Some lenders position their alt doc products as competitive with full doc rates if the LVR (loan-to-value ratio) is low — so if you have a 30–40% deposit, the rate premium may be smaller than you expect.


How Long You've Been Trading Matters

Most lenders require a minimum of two years of self-employment history, evidenced by two years of tax returns and an ABN that's been active for at least two years.

Some lenders will consider applicants with one year of self-employment history if:

  • You were previously employed in the same trade or industry
  • You can demonstrate consistent income trajectory
  • Other aspects of your application (deposit, credit history, assets) are strong

If you've recently gone out on your own and are hoping to buy property in the next 12 months, your options are more limited. A mortgage broker who specialises in self-employed lending can tell you what's realistically possible given your specific timeline.


Deposit and Lenders Mortgage Insurance

As with any home loan, the size of your deposit affects your options and costs significantly.

20% deposit or more: Standard loan products, no lenders mortgage insurance (LMI), full range of lenders available.

10–20% deposit: Most lenders will require LMI, which can add $8,000–$25,000+ to your loan cost depending on the loan size. LMI protects the lender (not you) in case of default.

Under 10% deposit: Harder for self-employed applicants. Some lenders won't lend to self-employed borrowers with less than 10% deposit at all. First Home Guarantee schemes may help if you're eligible.

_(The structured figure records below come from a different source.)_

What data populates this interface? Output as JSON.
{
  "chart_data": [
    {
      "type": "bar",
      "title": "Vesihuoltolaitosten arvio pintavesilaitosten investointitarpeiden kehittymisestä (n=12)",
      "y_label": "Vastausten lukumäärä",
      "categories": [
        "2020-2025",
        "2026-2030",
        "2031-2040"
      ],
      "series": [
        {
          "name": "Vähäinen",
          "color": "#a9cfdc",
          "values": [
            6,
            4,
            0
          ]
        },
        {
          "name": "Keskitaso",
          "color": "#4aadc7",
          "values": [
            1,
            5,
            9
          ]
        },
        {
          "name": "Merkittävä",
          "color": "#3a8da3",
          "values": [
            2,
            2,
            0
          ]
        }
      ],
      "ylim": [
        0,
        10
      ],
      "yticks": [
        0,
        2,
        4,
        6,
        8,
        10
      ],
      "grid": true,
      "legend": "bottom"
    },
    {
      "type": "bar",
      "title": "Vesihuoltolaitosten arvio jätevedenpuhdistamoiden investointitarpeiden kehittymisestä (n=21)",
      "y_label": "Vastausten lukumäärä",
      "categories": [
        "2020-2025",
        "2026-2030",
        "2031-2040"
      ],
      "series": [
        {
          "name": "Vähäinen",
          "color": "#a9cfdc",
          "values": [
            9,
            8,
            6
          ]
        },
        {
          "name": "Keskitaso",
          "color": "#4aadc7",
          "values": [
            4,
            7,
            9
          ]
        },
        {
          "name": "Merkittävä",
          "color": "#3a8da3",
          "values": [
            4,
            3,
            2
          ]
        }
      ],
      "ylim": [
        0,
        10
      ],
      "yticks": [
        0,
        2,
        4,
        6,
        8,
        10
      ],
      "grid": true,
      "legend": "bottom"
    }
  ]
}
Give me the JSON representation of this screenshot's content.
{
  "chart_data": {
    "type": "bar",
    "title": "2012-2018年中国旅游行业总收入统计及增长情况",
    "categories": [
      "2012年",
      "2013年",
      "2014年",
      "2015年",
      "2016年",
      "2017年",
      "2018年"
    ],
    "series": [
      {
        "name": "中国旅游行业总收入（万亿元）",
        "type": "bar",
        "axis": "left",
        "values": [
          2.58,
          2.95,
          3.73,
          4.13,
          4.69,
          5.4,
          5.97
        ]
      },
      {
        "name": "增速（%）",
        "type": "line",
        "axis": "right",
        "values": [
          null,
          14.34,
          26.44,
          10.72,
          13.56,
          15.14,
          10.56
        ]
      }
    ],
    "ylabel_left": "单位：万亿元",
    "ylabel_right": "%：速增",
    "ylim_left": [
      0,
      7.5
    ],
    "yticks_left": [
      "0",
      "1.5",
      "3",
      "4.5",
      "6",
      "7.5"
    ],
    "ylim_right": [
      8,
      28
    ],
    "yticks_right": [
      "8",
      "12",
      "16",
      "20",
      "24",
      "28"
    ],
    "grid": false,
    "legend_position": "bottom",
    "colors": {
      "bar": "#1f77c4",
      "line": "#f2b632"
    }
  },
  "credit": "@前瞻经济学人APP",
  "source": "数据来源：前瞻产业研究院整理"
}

For self-employed tradies, a 20% deposit removes a significant barrier and opens up the most competitive loan products.


Using a Mortgage Broker

For self-employed tradies, using a mortgage broker is strongly recommended over going direct to a bank. A good broker:

  • Knows which lenders have the most favourable self-employed assessment policies
  • Knows which lenders use add-backs and which don't
  • Can present your application in the most favourable light
  • Saves you from applying to multiple lenders (multiple applications damage your credit score)
  • Has access to lenders not available direct to consumers, including specialist self-employed lenders

Look specifically for a broker with experience in self-employed or small business lending — not all brokers understand the nuances of tradie income assessment.

Broker services are generally free to you — they're paid by the lender on settlement.

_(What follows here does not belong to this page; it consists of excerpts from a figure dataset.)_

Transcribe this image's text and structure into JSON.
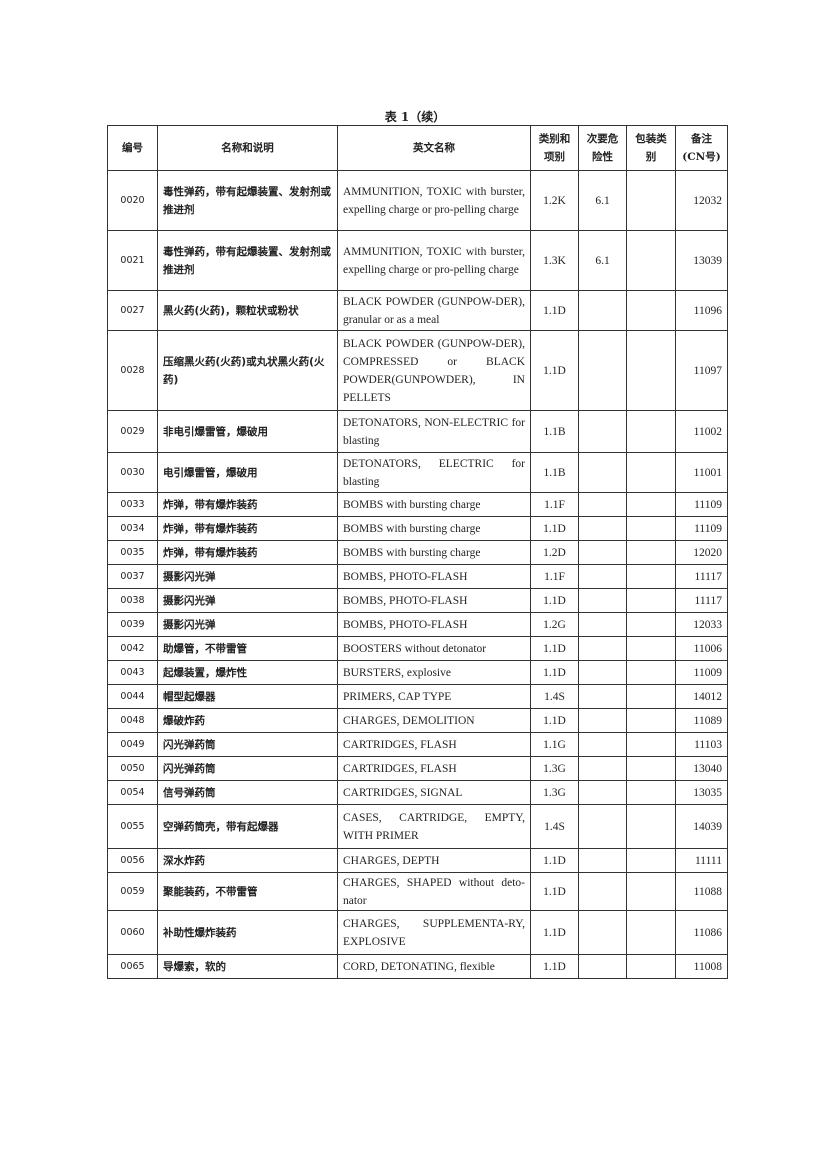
{
  "title": "表 1（续）",
  "headers": [
    "编号",
    "名称和说明",
    "英文名称",
    "类别和项别",
    "次要危险性",
    "包装类别",
    "备注(CN号)"
  ],
  "rows": [
    {
      "no": "0020",
      "cn": "毒性弹药，带有起爆装置、发射剂或推进剂",
      "en": "AMMUNITION, TOXIC with burster, expelling charge or pro-pelling charge",
      "cls": "1.2K",
      "sub": "6.1",
      "pkg": "",
      "cnno": "12032"
    },
    {
      "no": "0021",
      "cn": "毒性弹药，带有起爆装置、发射剂或推进剂",
      "en": "AMMUNITION, TOXIC with burster, expelling charge or pro-pelling charge",
      "cls": "1.3K",
      "sub": "6.1",
      "pkg": "",
      "cnno": "13039"
    },
    {
      "no": "0027",
      "cn": "黑火药(火药)，颗粒状或粉状",
      "en": "BLACK POWDER (GUNPOW-DER), granular or as a meal",
      "cls": "1.1D",
      "sub": "",
      "pkg": "",
      "cnno": "11096"
    },
    {
      "no": "0028",
      "cn": "压缩黑火药(火药)或丸状黑火药(火药)",
      "en": "BLACK POWDER (GUNPOW-DER), COMPRESSED or BLACK POWDER(GUNPOWDER), IN PELLETS",
      "cls": "1.1D",
      "sub": "",
      "pkg": "",
      "cnno": "11097"
    },
    {
      "no": "0029",
      "cn": "非电引爆雷管，爆破用",
      "en": "DETONATORS, NON-ELECTRIC for blasting",
      "cls": "1.1B",
      "sub": "",
      "pkg": "",
      "cnno": "11002"
    },
    {
      "no": "0030",
      "cn": "电引爆雷管，爆破用",
      "en": "DETONATORS, ELECTRIC for blasting",
      "cls": "1.1B",
      "sub": "",
      "pkg": "",
      "cnno": "11001"
    },
    {
      "no": "0033",
      "cn": "炸弹，带有爆炸装药",
      "en": "BOMBS with bursting charge",
      "cls": "1.1F",
      "sub": "",
      "pkg": "",
      "cnno": "11109"
    },
    {
      "no": "0034",
      "cn": "炸弹，带有爆炸装药",
      "en": "BOMBS with bursting charge",
      "cls": "1.1D",
      "sub": "",
      "pkg": "",
      "cnno": "11109"
    },
    {
      "no": "0035",
      "cn": "炸弹，带有爆炸装药",
      "en": "BOMBS with bursting charge",
      "cls": "1.2D",
      "sub": "",
      "pkg": "",
      "cnno": "12020"
    },
    {
      "no": "0037",
      "cn": "摄影闪光弹",
      "en": "BOMBS, PHOTO-FLASH",
      "cls": "1.1F",
      "sub": "",
      "pkg": "",
      "cnno": "11117"
    },
    {
      "no": "0038",
      "cn": "摄影闪光弹",
      "en": "BOMBS, PHOTO-FLASH",
      "cls": "1.1D",
      "sub": "",
      "pkg": "",
      "cnno": "11117"
    },
    {
      "no": "0039",
      "cn": "摄影闪光弹",
      "en": "BOMBS, PHOTO-FLASH",
      "cls": "1.2G",
      "sub": "",
      "pkg": "",
      "cnno": "12033"
    },
    {
      "no": "0042",
      "cn": "助爆管，不带雷管",
      "en": "BOOSTERS without detonator",
      "cls": "1.1D",
      "sub": "",
      "pkg": "",
      "cnno": "11006"
    },
    {
      "no": "0043",
      "cn": "起爆装置，爆炸性",
      "en": "BURSTERS, explosive",
      "cls": "1.1D",
      "sub": "",
      "pkg": "",
      "cnno": "11009"
    },
    {
      "no": "0044",
      "cn": "帽型起爆器",
      "en": "PRIMERS, CAP TYPE",
      "cls": "1.4S",
      "sub": "",
      "pkg": "",
      "cnno": "14012"
    },
    {
      "no": "0048",
      "cn": "爆破炸药",
      "en": "CHARGES, DEMOLITION",
      "cls": "1.1D",
      "sub": "",
      "pkg": "",
      "cnno": "11089"
    },
    {
      "no": "0049",
      "cn": "闪光弹药筒",
      "en": "CARTRIDGES, FLASH",
      "cls": "1.1G",
      "sub": "",
      "pkg": "",
      "cnno": "11103"
    },
    {
      "no": "0050",
      "cn": "闪光弹药筒",
      "en": "CARTRIDGES, FLASH",
      "cls": "1.3G",
      "sub": "",
      "pkg": "",
      "cnno": "13040"
    },
    {
      "no": "0054",
      "cn": "信号弹药筒",
      "en": "CARTRIDGES, SIGNAL",
      "cls": "1.3G",
      "sub": "",
      "pkg": "",
      "cnno": "13035"
    },
    {
      "no": "0055",
      "cn": "空弹药筒壳，带有起爆器",
      "en": "CASES, CARTRIDGE, EMPTY, WITH PRIMER",
      "cls": "1.4S",
      "sub": "",
      "pkg": "",
      "cnno": "14039"
    },
    {
      "no": "0056",
      "cn": "深水炸药",
      "en": "CHARGES, DEPTH",
      "cls": "1.1D",
      "sub": "",
      "pkg": "",
      "cnno": "11111"
    },
    {
      "no": "0059",
      "cn": "聚能装药，不带雷管",
      "en": "CHARGES, SHAPED without deto-nator",
      "cls": "1.1D",
      "sub": "",
      "pkg": "",
      "cnno": "11088"
    },
    {
      "no": "0060",
      "cn": "补助性爆炸装药",
      "en": "CHARGES, SUPPLEMENTA-RY, EXPLOSIVE",
      "cls": "1.1D",
      "sub": "",
      "pkg": "",
      "cnno": "11086"
    },
    {
      "no": "0065",
      "cn": "导爆索，软的",
      "en": "CORD, DETONATING, flexible",
      "cls": "1.1D",
      "sub": "",
      "pkg": "",
      "cnno": "11008"
    }
  ]
}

What You Can Do Now to Improve Your Position

Keep your tax returns up to date. Overdue tax returns are a red flag for lenders. Lodge on time, every year.

Maintain clean business bank statements. Avoid unexplained large deposits or irregular cash flows that lenders can't explain. Keep business and personal accounts completely separate.

Build your savings history. Lenders want to see genuine savings — money built up in an account over time, not a sudden large deposit. Demonstrate consistent saving behaviour for at least 3–6 months before applying.

Pay down high-interest debt. Credit cards, personal loans, and buy-now-pay-later debt all reduce your borrowing capacity. Eliminate these before applying where possible.

Don't take on new business debt close to application time. A new equipment loan, vehicle finance, or line of credit reduces your borrowing capacity and complicates the application.

Talk to your accountant early. Give them at least 12 months' notice if you're planning a home loan. They can help structure your affairs to optimise the income picture your tax returns show.


The Bottom Line

Tradies get home loans every day — there's nothing unusual or especially difficult about it if you're prepared. The key differences from a PAYG application are the documentation required, the way income is assessed, and the importance of planning ahead.

A mortgage broker who knows self-employed lending, combined with an accountant who understands the home loan planning implications, is the combination that gets most tradies across the line.


Tradie Money AU provides general financial guidance for Australian tradies. This article is not financial advice — speak with a licensed mortgage broker and your accountant for advice specific to your situation and lending goals.